You wade in the surf or stand on the shoreline while trying to catch fish. This is what surf fishing is all about. Not to be confused with pier fishing, surf fishing also uses live bait and artificial lures like its distant cousin. Most surf fishing is carried out in saltwater. A surf angler has to pay attention to the undertows and waves, which can be quite dangerous and can cause injury or even death. Use a wader belt with your wader when surf fishing to keep the waders from getting waterlogged in case you get submerged under water.

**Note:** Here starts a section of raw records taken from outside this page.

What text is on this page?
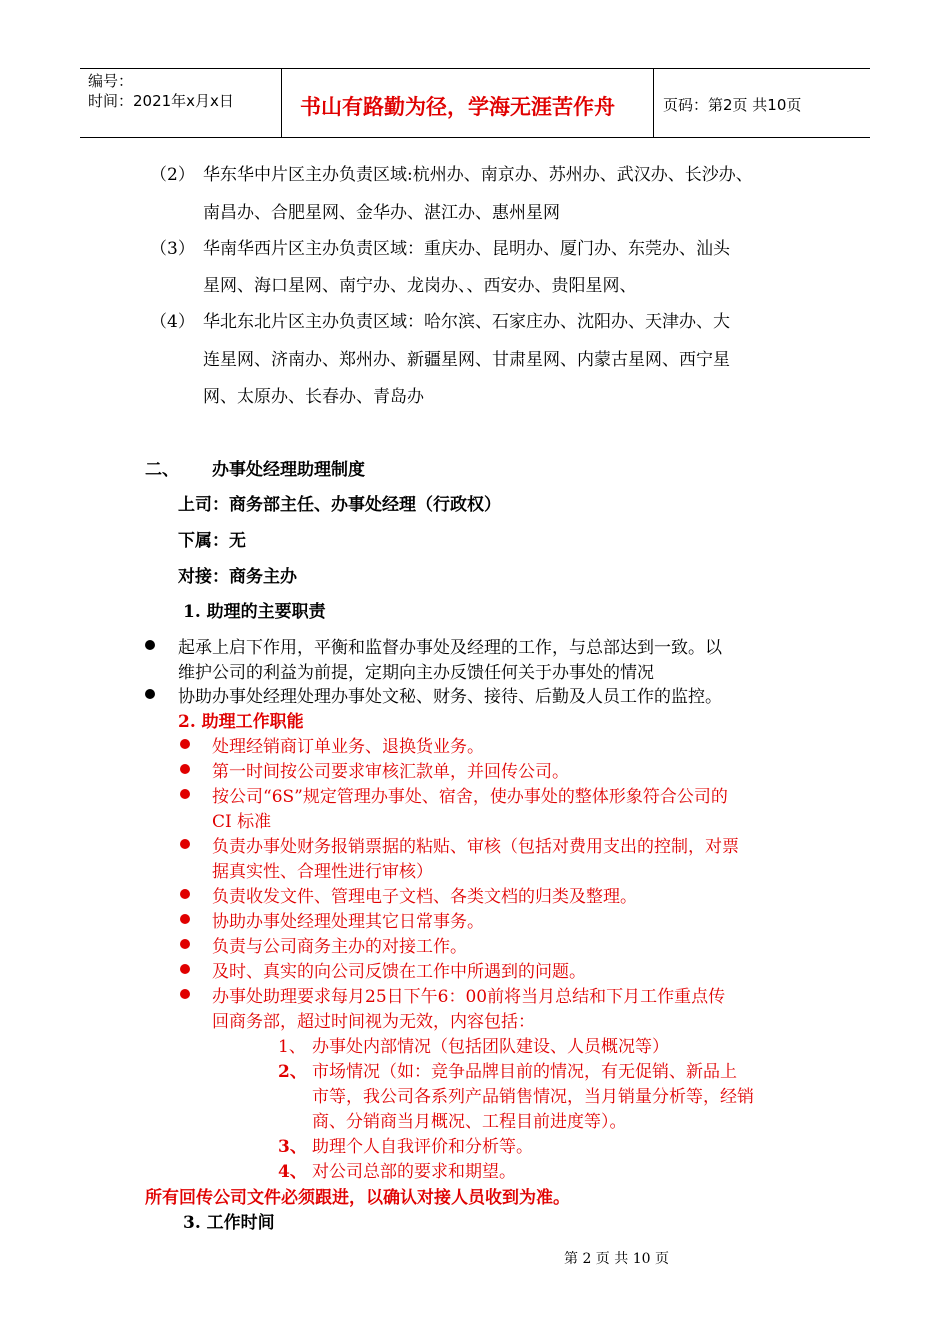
编号：
时间：2021年x月x日	书山有路勤为径，学海无涯苦作舟	页码：第2页 共10页
（2） 华东华中片区主办负责区域:杭州办、南京办、苏州办、武汉办、长沙办、
南昌办、合肥星网、金华办、湛江办、惠州星网
（3） 华南华西片区主办负责区域：重庆办、昆明办、厦门办、东莞办、汕头
星网、海口星网、南宁办、龙岗办、、西安办、贵阳星网、
（4） 华北东北片区主办负责区域：哈尔滨、石家庄办、沈阳办、天津办、大
连星网、济南办、郑州办、新疆星网、甘肃星网、内蒙古星网、西宁星
网、太原办、长春办、青岛办
二、 办事处经理助理制度
上司：商务部主任、办事处经理（行政权）
下属：无
对接：商务主办
1. 助理的主要职责
起承上启下作用，平衡和监督办事处及经理的工作，与总部达到一致。以
维护公司的利益为前提，定期向主办反馈任何关于办事处的情况
协助办事处经理处理办事处文秘、财务、接待、后勤及人员工作的监控。
2. 助理工作职能
处理经销商订单业务、退换货业务。
第一时间按公司要求审核汇款单，并回传公司。
按公司“6S”规定管理办事处、宿舍，使办事处的整体形象符合公司的
CI 标准
负责办事处财务报销票据的粘贴、审核（包括对费用支出的控制，对票
据真实性、合理性进行审核）
负责收发文件、管理电子文档、各类文档的归类及整理。
协助办事处经理处理其它日常事务。
负责与公司商务主办的对接工作。
及时、真实的向公司反馈在工作中所遇到的问题。
办事处助理要求每月25日下午6：00前将当月总结和下月工作重点传
回商务部，超过时间视为无效，内容包括：
1、 办事处内部情况（包括团队建设、人员概况等）
2、 市场情况（如：竞争品牌目前的情况，有无促销、新品上
市等，我公司各系列产品销售情况，当月销量分析等，经销
商、分销商当月概况、工程目前进度等）。
3、 助理个人自我评价和分析等。
4、 对公司总部的要求和期望。
所有回传公司文件必须跟进，以确认对接人员收到为准。
3. 工作时间
第 2 页 共 10 页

You also need to use the right kind of fishing tackle and gear, which can either make or break your surf fishing adventure. A surf fishing rod is usually between 7 and 18 feet long, ideally with an extended butt section. Choose the rod length suitable to the casting distance you intend to get. A saltwater spinning reel should be rated accordingly to ensure corresponding corrosion resistance. You may also need a sand spike rod holder so you don’t have to be holding the rod all the time and just leave the pole stuck in the holder. At least 20 to 25 pounds of fishing line should be enough. You also need some spider weights and pyramid weights, as well as live or artificial bait, depending on the location you’re fishing. A fishing cart with front wheels is necessary for holding your fishing supplies and your catch. Use a circle hook, which fish rarely swallow so releasing the catch should be effortless to enable it to fight another day. Use both hands when casting. Some fishers even use their whole body to achieve farther distance casting. Use a fishfinder rig, double-drop bottom rig or fireball rig.

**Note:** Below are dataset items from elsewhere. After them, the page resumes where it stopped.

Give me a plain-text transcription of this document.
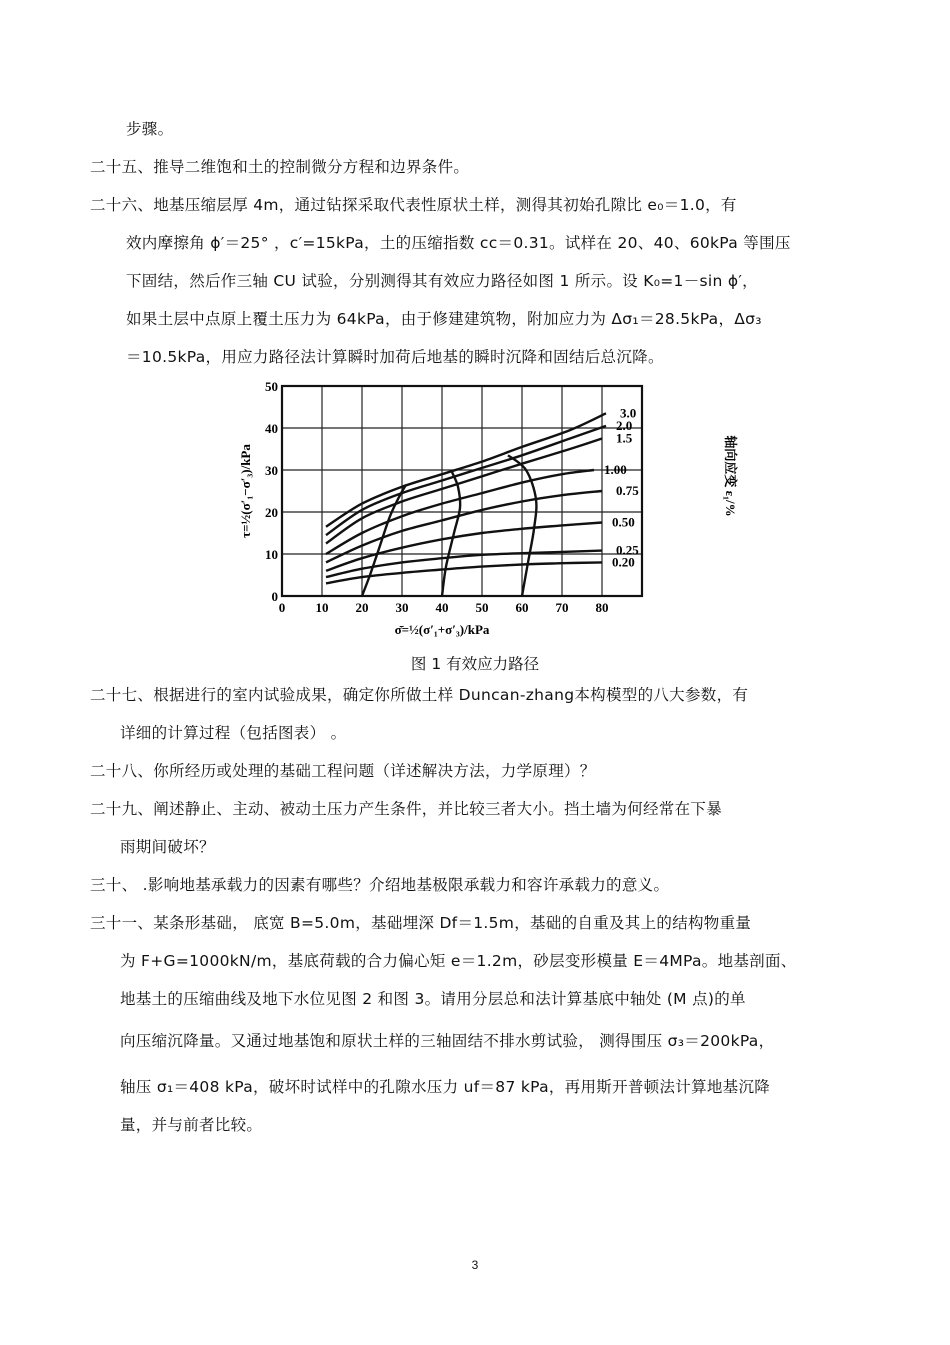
步骤。
二十五、推导二维饱和土的控制微分方程和边界条件。
二十六、地基压缩层厚 4m，通过钻探采取代表性原状土样，测得其初始孔隙比 e₀＝1.0，有
效内摩擦角 ϕ′＝25° ，c′=15kPa，土的压缩指数 cc＝0.31。试样在 20、40、60kPa 等围压
下固结，然后作三轴 CU 试验，分别测得其有效应力路径如图 1 所示。设 K₀=1－sin ϕ′，
如果土层中点原上覆土压力为 64kPa，由于修建建筑物，附加应力为 Δσ₁＝28.5kPa，Δσ₃
＝10.5kPa，用应力路径法计算瞬时加荷后地基的瞬时沉降和固结后总沉降。
0 10 20 30 40 50 60 70 80
0
10
20
30
40
50
3.0
2.0
1.5
1.00
0.75
0.50
0.25
0.20
σ̄=½(σ′₁+σ′₃)/kPa
τ=½(σ′₁−σ′₃)/kPa	轴向应变 ε₁/%
图 1 有效应力路径
二十七、根据进行的室内试验成果，确定你所做土样 Duncan-zhang本构模型的八大参数，有
详细的计算过程（包括图表） 。
二十八、你所经历或处理的基础工程问题（详述解决方法，力学原理）？
二十九、阐述静止、主动、被动土压力产生条件，并比较三者大小。挡土墙为何经常在下暴
雨期间破坏？
三十、 .影响地基承载力的因素有哪些？介绍地基极限承载力和容许承载力的意义。
三十一、某条形基础， 底宽 B=5.0m，基础埋深 Df＝1.5m，基础的自重及其上的结构物重量
为 F+G=1000kN/m，基底荷载的合力偏心矩 e＝1.2m，砂层变形模量 E＝4MPa。地基剖面、
地基土的压缩曲线及地下水位见图 2 和图 3。请用分层总和法计算基底中轴处 (M 点)的单
向压缩沉降量。又通过地基饱和原状土样的三轴固结不排水剪试验， 测得围压 σ₃＝200kPa，
轴压 σ₁＝408 kPa，破坏时试样中的孔隙水压力 uf＝87 kPa，再用斯开普顿法计算地基沉降
量，并与前者比较。
3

Boat fishing can bring you farther on the water so you can catch many different species. It provides a smoother and shorter experience because you can move closer to the fish or even directly on top of your target. This eliminates the need to do farther and more forceful casting. Your casts should be noiseless and smooth. The type of boat you’re fishing on determines your fishing position. The stable deck of a pontoon boat lets you move about effortlessly. Small rafts and canoes will have you seated due to their small and constantly moving floor area. Beginning anglers should cast from the front of the watercraft so their companion can keep an eye on them and know when to assist them with rigging, unhooking or photograph taking. Moreover, be aware of your boat fishing companions. To avoid tangles or hooking lures when casting, leave enough room so you don’t hit your fellow boat anglers. In tight spaces, you may have to resort to sidearm casting, which is safer than the standard overhead cast. Wear some good fishing sunglasses to keep the glare of the sun against the water from your eyes so you can spot fish easily.